The most widespread form of interspecies bonding occurs between humans and dogs. The dog was the first species to be domesticated 15,000 years ago, by the nomadic hunter-gatherers, while the Bonn-Oberkassel dog was the first domesticated dog that was buried beside human 14,200 years ago. The relationship was mutually beneficial; dogs protected humans and helped them hunt, while humans provided them with food and shelter. Through centuries dogs have performed many roles for people, such as hunting, herding, pulling loads, protection, assisting police and military.

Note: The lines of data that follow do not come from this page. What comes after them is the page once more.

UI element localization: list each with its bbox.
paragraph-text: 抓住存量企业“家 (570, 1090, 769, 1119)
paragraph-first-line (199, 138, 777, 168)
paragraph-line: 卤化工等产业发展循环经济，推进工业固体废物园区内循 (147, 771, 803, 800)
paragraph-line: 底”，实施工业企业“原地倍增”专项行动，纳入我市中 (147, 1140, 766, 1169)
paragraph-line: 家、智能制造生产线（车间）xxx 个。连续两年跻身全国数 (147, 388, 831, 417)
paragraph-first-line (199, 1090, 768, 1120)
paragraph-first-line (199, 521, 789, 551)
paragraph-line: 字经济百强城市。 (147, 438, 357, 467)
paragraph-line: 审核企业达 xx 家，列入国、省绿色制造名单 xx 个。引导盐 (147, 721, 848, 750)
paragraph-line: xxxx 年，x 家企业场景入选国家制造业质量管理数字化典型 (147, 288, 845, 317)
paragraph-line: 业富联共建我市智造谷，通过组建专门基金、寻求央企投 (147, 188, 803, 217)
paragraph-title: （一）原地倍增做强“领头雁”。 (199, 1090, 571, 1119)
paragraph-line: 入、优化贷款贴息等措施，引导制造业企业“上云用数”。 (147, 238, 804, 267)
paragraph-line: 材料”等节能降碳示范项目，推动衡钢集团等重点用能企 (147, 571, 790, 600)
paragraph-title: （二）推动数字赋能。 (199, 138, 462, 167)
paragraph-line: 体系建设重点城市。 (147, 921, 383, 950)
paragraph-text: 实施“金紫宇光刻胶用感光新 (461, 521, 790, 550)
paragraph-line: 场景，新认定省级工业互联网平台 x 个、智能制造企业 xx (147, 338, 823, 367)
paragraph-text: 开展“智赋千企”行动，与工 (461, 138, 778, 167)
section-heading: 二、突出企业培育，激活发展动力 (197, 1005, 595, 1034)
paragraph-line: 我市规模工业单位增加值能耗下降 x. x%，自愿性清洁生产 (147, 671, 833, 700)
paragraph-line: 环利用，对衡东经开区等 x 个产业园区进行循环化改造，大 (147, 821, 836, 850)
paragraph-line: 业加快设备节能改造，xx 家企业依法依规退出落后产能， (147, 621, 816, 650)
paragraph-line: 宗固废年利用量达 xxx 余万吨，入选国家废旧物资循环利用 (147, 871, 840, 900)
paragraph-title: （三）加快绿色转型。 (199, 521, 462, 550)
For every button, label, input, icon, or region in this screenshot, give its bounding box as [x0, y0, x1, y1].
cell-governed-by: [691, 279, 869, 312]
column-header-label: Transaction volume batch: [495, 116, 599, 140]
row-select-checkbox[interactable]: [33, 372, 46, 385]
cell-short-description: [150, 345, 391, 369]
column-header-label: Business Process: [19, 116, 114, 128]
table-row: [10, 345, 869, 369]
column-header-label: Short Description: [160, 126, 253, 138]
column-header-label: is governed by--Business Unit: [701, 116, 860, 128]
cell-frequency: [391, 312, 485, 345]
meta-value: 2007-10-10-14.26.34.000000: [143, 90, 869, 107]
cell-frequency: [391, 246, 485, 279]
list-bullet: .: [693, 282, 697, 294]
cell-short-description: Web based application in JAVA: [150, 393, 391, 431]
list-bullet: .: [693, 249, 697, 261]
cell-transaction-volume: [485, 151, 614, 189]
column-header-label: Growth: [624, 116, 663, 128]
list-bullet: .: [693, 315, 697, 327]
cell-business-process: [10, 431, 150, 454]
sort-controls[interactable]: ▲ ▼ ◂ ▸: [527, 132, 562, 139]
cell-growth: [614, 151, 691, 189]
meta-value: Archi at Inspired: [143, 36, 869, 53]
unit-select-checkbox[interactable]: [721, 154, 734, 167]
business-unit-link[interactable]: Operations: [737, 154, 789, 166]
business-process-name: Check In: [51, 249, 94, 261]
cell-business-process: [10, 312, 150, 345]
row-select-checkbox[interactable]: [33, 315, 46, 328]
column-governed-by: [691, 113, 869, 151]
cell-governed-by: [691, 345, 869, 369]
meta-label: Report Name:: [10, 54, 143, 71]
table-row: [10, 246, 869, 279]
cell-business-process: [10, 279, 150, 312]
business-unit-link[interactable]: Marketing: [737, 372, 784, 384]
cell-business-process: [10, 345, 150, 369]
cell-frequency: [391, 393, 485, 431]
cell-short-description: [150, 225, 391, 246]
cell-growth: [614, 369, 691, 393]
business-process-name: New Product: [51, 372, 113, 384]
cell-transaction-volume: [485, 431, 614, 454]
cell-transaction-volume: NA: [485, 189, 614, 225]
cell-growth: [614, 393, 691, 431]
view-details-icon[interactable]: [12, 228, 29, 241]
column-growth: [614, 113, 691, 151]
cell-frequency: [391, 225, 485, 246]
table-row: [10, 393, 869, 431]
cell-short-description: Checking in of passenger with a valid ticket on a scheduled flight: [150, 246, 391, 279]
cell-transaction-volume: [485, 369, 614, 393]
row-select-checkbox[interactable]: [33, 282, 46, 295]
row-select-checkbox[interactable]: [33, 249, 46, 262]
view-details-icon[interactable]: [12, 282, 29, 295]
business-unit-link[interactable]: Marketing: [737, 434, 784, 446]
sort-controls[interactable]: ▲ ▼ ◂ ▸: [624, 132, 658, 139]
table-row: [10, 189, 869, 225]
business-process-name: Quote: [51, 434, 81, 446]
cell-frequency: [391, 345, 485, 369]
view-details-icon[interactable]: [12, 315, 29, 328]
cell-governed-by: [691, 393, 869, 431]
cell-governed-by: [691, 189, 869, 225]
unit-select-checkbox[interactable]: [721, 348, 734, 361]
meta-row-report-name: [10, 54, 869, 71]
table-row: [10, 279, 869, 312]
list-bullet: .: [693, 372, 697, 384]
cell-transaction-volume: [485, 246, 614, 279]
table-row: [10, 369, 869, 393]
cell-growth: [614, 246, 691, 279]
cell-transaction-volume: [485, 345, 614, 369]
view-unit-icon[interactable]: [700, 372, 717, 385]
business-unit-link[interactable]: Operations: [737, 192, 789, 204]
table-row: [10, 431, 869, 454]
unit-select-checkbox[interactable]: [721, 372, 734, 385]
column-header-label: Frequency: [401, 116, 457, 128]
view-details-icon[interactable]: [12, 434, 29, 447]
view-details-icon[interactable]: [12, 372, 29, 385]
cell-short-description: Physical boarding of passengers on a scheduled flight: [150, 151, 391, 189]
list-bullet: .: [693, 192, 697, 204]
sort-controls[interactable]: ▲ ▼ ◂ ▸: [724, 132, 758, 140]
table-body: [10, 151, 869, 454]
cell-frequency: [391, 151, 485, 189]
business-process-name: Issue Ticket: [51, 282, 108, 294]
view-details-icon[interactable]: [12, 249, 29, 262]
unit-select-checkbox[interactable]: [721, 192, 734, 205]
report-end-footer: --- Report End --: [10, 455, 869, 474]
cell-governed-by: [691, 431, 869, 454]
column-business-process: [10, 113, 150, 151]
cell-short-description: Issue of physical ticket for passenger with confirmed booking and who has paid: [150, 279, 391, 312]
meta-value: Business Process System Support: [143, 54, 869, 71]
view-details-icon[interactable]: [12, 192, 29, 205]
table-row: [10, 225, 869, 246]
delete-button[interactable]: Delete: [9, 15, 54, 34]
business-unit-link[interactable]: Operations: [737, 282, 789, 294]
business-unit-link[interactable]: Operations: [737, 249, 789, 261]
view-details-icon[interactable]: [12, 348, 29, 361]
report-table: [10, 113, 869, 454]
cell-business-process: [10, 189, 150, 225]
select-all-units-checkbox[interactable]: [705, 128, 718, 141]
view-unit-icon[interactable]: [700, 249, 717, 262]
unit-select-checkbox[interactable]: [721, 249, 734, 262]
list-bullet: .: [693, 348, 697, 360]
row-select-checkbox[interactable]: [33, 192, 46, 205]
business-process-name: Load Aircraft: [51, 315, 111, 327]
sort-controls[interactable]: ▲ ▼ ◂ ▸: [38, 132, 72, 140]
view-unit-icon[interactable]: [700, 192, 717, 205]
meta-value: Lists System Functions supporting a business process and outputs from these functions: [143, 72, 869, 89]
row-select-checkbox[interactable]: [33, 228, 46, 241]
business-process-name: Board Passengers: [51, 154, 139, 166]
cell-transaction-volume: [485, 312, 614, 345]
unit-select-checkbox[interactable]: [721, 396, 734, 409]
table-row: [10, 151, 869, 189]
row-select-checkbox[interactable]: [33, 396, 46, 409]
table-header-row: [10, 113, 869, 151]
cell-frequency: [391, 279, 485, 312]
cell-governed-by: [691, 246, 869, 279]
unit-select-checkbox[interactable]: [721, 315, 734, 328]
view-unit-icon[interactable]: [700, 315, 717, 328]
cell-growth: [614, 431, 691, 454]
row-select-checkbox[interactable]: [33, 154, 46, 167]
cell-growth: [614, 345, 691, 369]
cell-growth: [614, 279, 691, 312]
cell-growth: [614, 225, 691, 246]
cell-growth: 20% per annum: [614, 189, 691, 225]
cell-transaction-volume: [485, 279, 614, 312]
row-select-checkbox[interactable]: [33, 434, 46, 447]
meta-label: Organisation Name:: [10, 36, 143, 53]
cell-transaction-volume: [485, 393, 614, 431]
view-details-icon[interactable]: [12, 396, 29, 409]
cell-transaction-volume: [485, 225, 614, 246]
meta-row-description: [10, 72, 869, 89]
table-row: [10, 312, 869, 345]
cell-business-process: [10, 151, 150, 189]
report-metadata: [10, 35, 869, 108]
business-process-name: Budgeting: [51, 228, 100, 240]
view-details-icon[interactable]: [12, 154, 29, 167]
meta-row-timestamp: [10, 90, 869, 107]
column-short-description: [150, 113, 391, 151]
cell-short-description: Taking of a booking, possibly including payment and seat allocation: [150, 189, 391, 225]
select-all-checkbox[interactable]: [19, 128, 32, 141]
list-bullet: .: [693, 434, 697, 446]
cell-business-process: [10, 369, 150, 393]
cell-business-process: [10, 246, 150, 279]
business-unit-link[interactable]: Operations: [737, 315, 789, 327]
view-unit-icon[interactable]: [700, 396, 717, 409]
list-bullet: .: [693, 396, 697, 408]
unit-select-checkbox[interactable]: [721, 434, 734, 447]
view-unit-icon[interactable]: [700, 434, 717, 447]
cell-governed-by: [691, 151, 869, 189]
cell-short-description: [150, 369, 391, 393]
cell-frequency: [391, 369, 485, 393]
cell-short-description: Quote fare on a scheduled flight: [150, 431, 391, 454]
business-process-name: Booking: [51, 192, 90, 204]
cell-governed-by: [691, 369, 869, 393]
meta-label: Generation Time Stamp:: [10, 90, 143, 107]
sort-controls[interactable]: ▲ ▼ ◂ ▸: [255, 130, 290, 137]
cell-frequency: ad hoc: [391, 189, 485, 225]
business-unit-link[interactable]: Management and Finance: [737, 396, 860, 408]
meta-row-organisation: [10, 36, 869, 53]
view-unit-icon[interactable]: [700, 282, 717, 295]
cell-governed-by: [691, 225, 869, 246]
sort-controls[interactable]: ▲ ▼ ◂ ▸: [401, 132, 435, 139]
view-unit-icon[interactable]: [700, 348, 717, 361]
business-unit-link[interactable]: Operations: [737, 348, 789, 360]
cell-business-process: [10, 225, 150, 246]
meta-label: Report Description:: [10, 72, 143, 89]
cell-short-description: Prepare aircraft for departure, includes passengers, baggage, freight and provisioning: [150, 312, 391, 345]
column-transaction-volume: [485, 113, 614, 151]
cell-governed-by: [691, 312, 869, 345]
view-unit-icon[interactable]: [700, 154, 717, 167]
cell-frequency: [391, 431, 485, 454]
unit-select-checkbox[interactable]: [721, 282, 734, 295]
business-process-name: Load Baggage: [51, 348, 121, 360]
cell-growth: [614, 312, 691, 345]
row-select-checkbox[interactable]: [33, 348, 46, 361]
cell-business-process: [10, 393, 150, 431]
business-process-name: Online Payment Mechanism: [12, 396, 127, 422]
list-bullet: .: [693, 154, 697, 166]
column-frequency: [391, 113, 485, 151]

However, it seems that dogs live to fulfil only one purpose: to love and to make their human-friends happy. In Homer’s epic poem the Odyssey, Odysseus returns home after 20 years, only to be recognized by his faithful dog, Argos, who died after facing him again. Every person who has ever owned a dog will assure you that their dog not only had emotions, but they also motivated them to express their feelings more freely.
Dogs are “non-human persons”. They experience richness of emotions even though they don’t have words to describe it. They have been our companions for thousands of years, offering us their unconditional love. Perhaps it is time for us to pay more attention to their needs and understand their thoughts and emotions.